I stopped using GitHub stars to rank AI tools. Here's what I use instead.

Dev.to / 5/9/2026

💬 OpinionSignals & Early TrendsIdeas & Deep AnalysisTools & Practical Usage

Key Points

  • GitHubスターは人気の指標ではあるものの、AIツールの“最近”を扱う日次ダイジェストでは「遅行指標」になりやすく、既に広く知られた情報を再掲しがちだったためランキング入力として外した。
  • 影響を確認したところ、過去に取り上げた“スター上位(5,000+)”ツールの約40%が、すでに複数の大手ニュースレターでカバー済みで、明らかなものに遅れ、新規の掘り出し物を見落としていた。
  • 代替として、(1)直近7日投稿の強い加点(Recency weight)、(2)直近のコミット増加率(Commit velocity)、(3)特定カテゴリの取り上げ頻度に応じた基準の調整(Category freshness)の3つのシグナルに切り替えた。
  • スターは引き続きシステム内に残すが、報酬ではなく「2週間で10スター未満」のような極端な低反応に対するソフトな減点として扱うことにした。
  • まだ1週間のため定量結果は断言できないものの、主観的にはフィードが鋭くなり、小規模で特定用途に強いツールなど今まで触れていなかったものを拾えるようになったという。さらに、初期に妥当に見えた指標が偏りとして固定化するため、定期的な監査の重要性を強調している。

GitHub stars are a trap.

Not in the "popularity doesn't equal quality" sense — that's obvious. I mean something more specific: for a daily AI tools digest, stars are a lagging signal that made my feed worse, and it took me three months to notice.

Here's the decision I made last week: I removed GitHub stars as a ranking input for ai-tldr.dev entirely. This is what happened, and what I replaced it with.

The problem with stars

When I built the first version of the digest, I used stars as a tiebreaker. Two repos released the same week? The one with more stars floats up. Seemed reasonable.

Except stars accumulate over time, and they spike on launch day. A repo that launched 18 months ago with a big HN post has 12,000 stars. A genuinely useful tool that shipped last Tuesday has 340. The older one looks more important in every query.

The result: my "recent AI tools" section kept surfacing things that were already known. The digest was becoming a remix of what everyone already saw six months ago, just slightly repackaged.

I ran a rough audit: of the last 60 tools I'd surfaced that had 5,000+ stars, about 40% were already covered by at least two major newsletters before I picked them up. I was late to the obvious, and missing the actually new.

What I'm using instead

The fix was simpler than I expected. I switched to three signals:

Recency weight — posts from the last 7 days get a strong boost regardless of star count.
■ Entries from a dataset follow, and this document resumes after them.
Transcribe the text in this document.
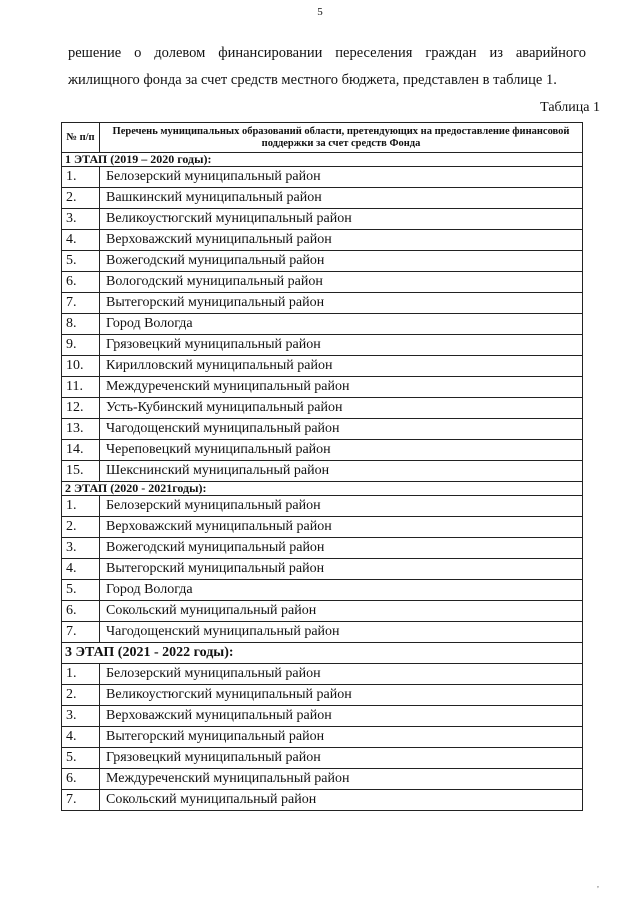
5
решение о долевом финансировании переселения граждан из аварийного
жилищного фонда за счет средств местного бюджета, представлен в таблице 1.
Таблица 1
№ п/п	Перечень муниципальных образований области, претендующих на предоставление финансовой поддержки за счет средств Фонда
1 ЭТАП (2019 – 2020 годы):	
1.	Белозерский муниципальный район
2.	Вашкинский муниципальный район
3.	Великоустюгский муниципальный район
4.	Верховажский муниципальный район
5.	Вожегодский муниципальный район
6.	Вологодский муниципальный район
7.	Вытегорский муниципальный район
8.	Город Вологда
9.	Грязовецкий муниципальный район
10.	Кирилловский муниципальный район
11.	Междуреченский муниципальный район
12.	Усть-Кубинский муниципальный район
13.	Чагодощенский муниципальный район
14.	Череповецкий муниципальный район
15.	Шекснинский муниципальный район
2 ЭТАП (2020 - 2021годы):	
1.	Белозерский муниципальный район
2.	Верховажский муниципальный район
3.	Вожегодский муниципальный район
4.	Вытегорский муниципальный район
5.	Город Вологда
6.	Сокольский муниципальный район
7.	Чагодощенский муниципальный район
3 ЭТАП (2021 - 2022 годы):	
1.	Белозерский муниципальный район
2.	Великоустюгский муниципальный район
3.	Верховажский муниципальный район
4.	Вытегорский муниципальный район
5.	Грязовецкий муниципальный район
6.	Междуреченский муниципальный район
7.	Сокольский муниципальный район
,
If it's new, it gets a chance.

Commit velocity — a repo with 12 commits in the last 10 days on a 2-month-old project is more interesting than a stable 3-year-old one. Stars don't capture this at all.

Category freshness — I track which categories I've covered recently. If I've done four "LLM fine-tuning" posts this week, a fifth needs a higher quality bar regardless of signals.

Stars still exist in the system, but they're a soft penalty for very low engagement (under 10 stars after 2 weeks), not a reward for being famous.

What changed

It's only been a week, so I can't claim results. But subjectively: the daily feed feels sharper. I'm picking up things I wouldn't have touched before — smaller tools, specific-use repos, things that solve one problem well rather than trying to be infrastructure.

Whether the readers notice, I don't know yet. But the editorial instinct feels better.

The broader lesson: signals that made sense at the start of a project can calcify into biases. Worth auditing them even when things seem fine.